Application value of contrast-enhanced ultrasound before and after microwave ablation of thyroid nodules
10.3760/cma.j.cn341190-20211125-01312
- VernacularTitle:超声造影在甲状腺结节微波消融治疗前后的价值
- Author:
Liping CAI
1
;
Lin WANG
;
Rui ZHANG
;
Yanshuang SUN
;
Jiao ZHANG
Author Information
1. 解放军东部战区总医院淮安医疗区特诊科,淮安 223001
- Keywords:
Thyroid nodule;
Microwaves;
Ablation techniques;
Ultrasonography,doppler,color;
Contrast media;
Thyroid hormone
- From:
Chinese Journal of Primary Medicine and Pharmacy
2022;29(7):1003-1007
- CountryChina
- Language:Chinese
-
Abstract:
Objective:To investigate the application value of contrast-enhanced ultrasound (CEUS) before and after microwave ablation of thyroid nodules.Methods:Fifty-six patients (79 thyroid nodules) who received microwave ablation of thyroid nodules in Huaian Medical District, General Hospital of Eastern Theater Command from March 2016 to October 2019 were included in this study. CEUS was performed before microwave ablation to accurately assess the size, number and blood supply of thyroid nodules as well as the position of the feeding vessels. CEUS was performed immediately after microwave ablation to determine whether the lesion area was thoroughly ablated and to measure the volume of thyroid nodules. At 1, 3, 6 and 12 months after surgery, the level of thyroid hormone was measured and the absorption of thyroid nodules was evaluated.Results:Preoperative CEUS showed that among the 79 thyroid nodules, 42 were solid nodules that had different degrees of enhancement, including 33 annular homogeneously highly enhanced nodules and 9 heterogeneously highly enhanced nodules; 24 were cystic mixed solid nodules that had solid components, including 16 homogeneously highly enhanced nodules and 8 nodules with only local high enhancement in the solid component; 13 were cystic nodules, including 9 nodules with septa and 3 nodules with contrast medium on the diaphragm. Contrast medium was still visible around three nodules immediately after microwave ablation. Ablation continued in three nodules until there was no contrast medium.
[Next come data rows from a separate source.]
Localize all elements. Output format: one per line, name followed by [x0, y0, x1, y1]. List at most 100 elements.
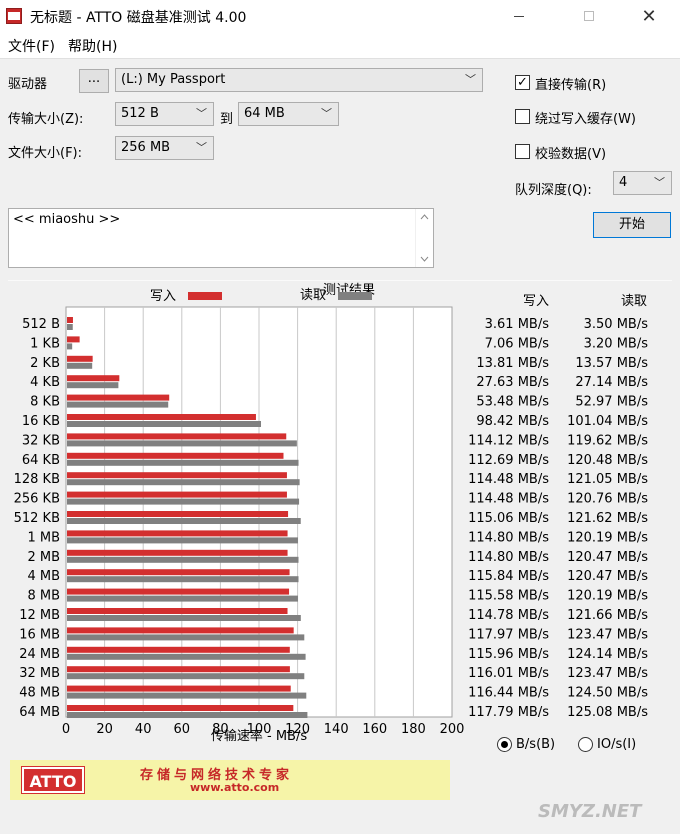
read-value: 120.19 MB/s [567, 589, 648, 604]
read-bar [67, 382, 119, 389]
window-title: 无标题 - ATTO 磁盘基准测试 4.00 [30, 10, 247, 26]
y-tick-label: 4 MB [27, 569, 60, 584]
write-bar [67, 414, 256, 420]
file-size-value: 256 MB [121, 140, 171, 155]
read-bar [67, 324, 73, 330]
write-bar [67, 588, 290, 595]
write-value: 116.01 MB/s [468, 666, 549, 681]
read-value: 3.50 MB/s [584, 317, 649, 332]
read-value: 13.57 MB/s [575, 356, 648, 371]
transfer-to-select[interactable]: 64 MB ﹀ [238, 102, 339, 126]
write-bar [67, 491, 287, 498]
file-size-label: 文件大小(F): [8, 146, 83, 161]
write-bar [67, 452, 284, 459]
y-tick-label: 64 KB [22, 453, 60, 468]
y-tick-label: 12 MB [19, 608, 60, 623]
y-tick-label: 8 MB [27, 589, 60, 604]
read-bar [67, 440, 297, 447]
read-value: 120.19 MB/s [567, 530, 648, 545]
read-value: 101.04 MB/s [567, 414, 648, 429]
read-bar [67, 712, 308, 718]
minimize-button[interactable] [496, 0, 542, 32]
y-tick-label: 2 MB [27, 550, 60, 565]
chevron-down-icon: ﹀ [196, 107, 207, 120]
read-value: 3.20 MB/s [584, 336, 649, 351]
chevron-down-icon: ﹀ [654, 176, 665, 189]
write-value: 3.61 MB/s [485, 317, 550, 332]
atto-banner[interactable]: ATTO 存储与网络技术专家 www.atto.com [10, 760, 450, 800]
minimize-icon [514, 15, 524, 17]
y-tick-label: 1 KB [30, 336, 60, 351]
read-value: 125.08 MB/s [567, 705, 648, 720]
description-textarea[interactable]: << miaoshu >> [8, 208, 434, 268]
y-tick-label: 1 MB [27, 530, 60, 545]
read-bar [67, 556, 299, 563]
read-bar [67, 343, 73, 350]
bypass-cache-label: 绕过写入缓存(W) [535, 112, 636, 127]
write-bar [67, 646, 290, 653]
y-tick-label: 16 MB [19, 627, 60, 642]
write-bar [67, 685, 291, 692]
menu-help[interactable]: 帮助(H) [68, 36, 117, 56]
write-bar [67, 433, 287, 440]
x-tick-label: 20 [96, 722, 113, 737]
write-value: 114.80 MB/s [468, 550, 549, 565]
drive-select[interactable]: (L:) My Passport ﹀ [115, 68, 483, 92]
read-bar [67, 362, 93, 369]
watermark: SMYZ.NET [538, 801, 642, 822]
write-value: 27.63 MB/s [476, 375, 549, 390]
close-icon: ✕ [641, 5, 657, 27]
y-tick-label: 4 KB [30, 375, 60, 390]
x-tick-label: 60 [174, 722, 191, 737]
y-tick-label: 48 MB [19, 686, 60, 701]
maximize-button[interactable] [566, 0, 612, 32]
read-bar [67, 595, 298, 602]
x-tick-label: 200 [440, 722, 465, 737]
read-bar [67, 615, 301, 621]
direct-io-checkbox[interactable]: ✓ [515, 75, 530, 90]
menu-file[interactable]: 文件(F) [8, 36, 55, 56]
unit-iops-radio[interactable] [578, 737, 593, 752]
read-value: 52.97 MB/s [575, 395, 648, 410]
write-bar [67, 666, 290, 673]
results-chart: 测试结果 写入 读取 0 20 40 60 80 100 120 140 160 180 200 5… [14, 283, 649, 744]
to-label: 到 [220, 112, 234, 127]
write-column-header: 写入 [523, 294, 549, 309]
queue-depth-value: 4 [619, 175, 628, 190]
x-axis-label: 传输速率 - MB/s [211, 728, 307, 744]
unit-bps-radio[interactable] [497, 737, 512, 752]
close-button[interactable]: ✕ [626, 0, 672, 32]
write-bar [67, 705, 294, 711]
unit-bps-label: B/s(B) [516, 737, 556, 752]
y-tick-label: 128 KB [14, 472, 60, 487]
browse-button[interactable]: ... [79, 69, 109, 93]
read-value: 27.14 MB/s [575, 375, 648, 390]
start-button[interactable]: 开始 [593, 212, 671, 238]
write-bar [67, 375, 120, 382]
scroll-arrows-icon [420, 214, 429, 262]
transfer-size-label: 传输大小(Z): [8, 112, 84, 127]
read-bar [67, 673, 305, 680]
y-tick-label: 16 KB [22, 414, 60, 429]
read-value: 121.05 MB/s [567, 472, 648, 487]
y-tick-label: 24 MB [19, 647, 60, 662]
write-value: 114.48 MB/s [468, 472, 549, 487]
read-bar [67, 692, 307, 699]
verify-checkbox[interactable] [515, 144, 530, 159]
transfer-from-select[interactable]: 512 B ﹀ [115, 102, 214, 126]
write-value: 13.81 MB/s [476, 356, 549, 371]
direct-io-label: 直接传输(R) [535, 78, 607, 93]
write-bar [67, 511, 289, 517]
write-bar [67, 549, 288, 556]
write-value: 115.96 MB/s [468, 647, 549, 662]
app-icon [6, 8, 22, 24]
write-value: 98.42 MB/s [476, 414, 549, 429]
maximize-icon [584, 11, 594, 21]
write-bar [67, 394, 170, 401]
bypass-cache-checkbox[interactable] [515, 109, 530, 124]
file-size-select[interactable]: 256 MB ﹀ [115, 136, 214, 160]
description-scrollbar[interactable] [415, 209, 433, 267]
banner-url[interactable]: www.atto.com [190, 781, 279, 794]
queue-depth-select[interactable]: 4 ﹀ [613, 171, 672, 195]
read-value: 124.14 MB/s [567, 647, 648, 662]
The incidence of complications during and after treatment was 0%. The average volume of the thyroid nodules before treatment was (7.52 ± 6.74) cm3. At 1, 3, 6 and 12 months after surgery, the average volume of the thyroid nodules was (6.06 ± 5.19) cm3, (3.06 ± 2.85) cm3, (1.32 ± 1.23) cm3 and (0.59 ± 0.52) cm 3, respectively. There was significant difference in volume of thyroid nodules between before and after microwave ablation ( F = 96.32, P < 0.001). Conclusion:Preoperative CEUS can determine the distribution of the blood supply of thyroid nodules and the course of the feeding vessels, identify the needle-entering position for microwave ablation and the primary ablation area, improve the accuracy of treatment, and reduce the occurrence of complications such as bleeding. Postoperative CEUS can determine whether lesion area is thoroughly ablated, reduce residual lesions and excessive ablation.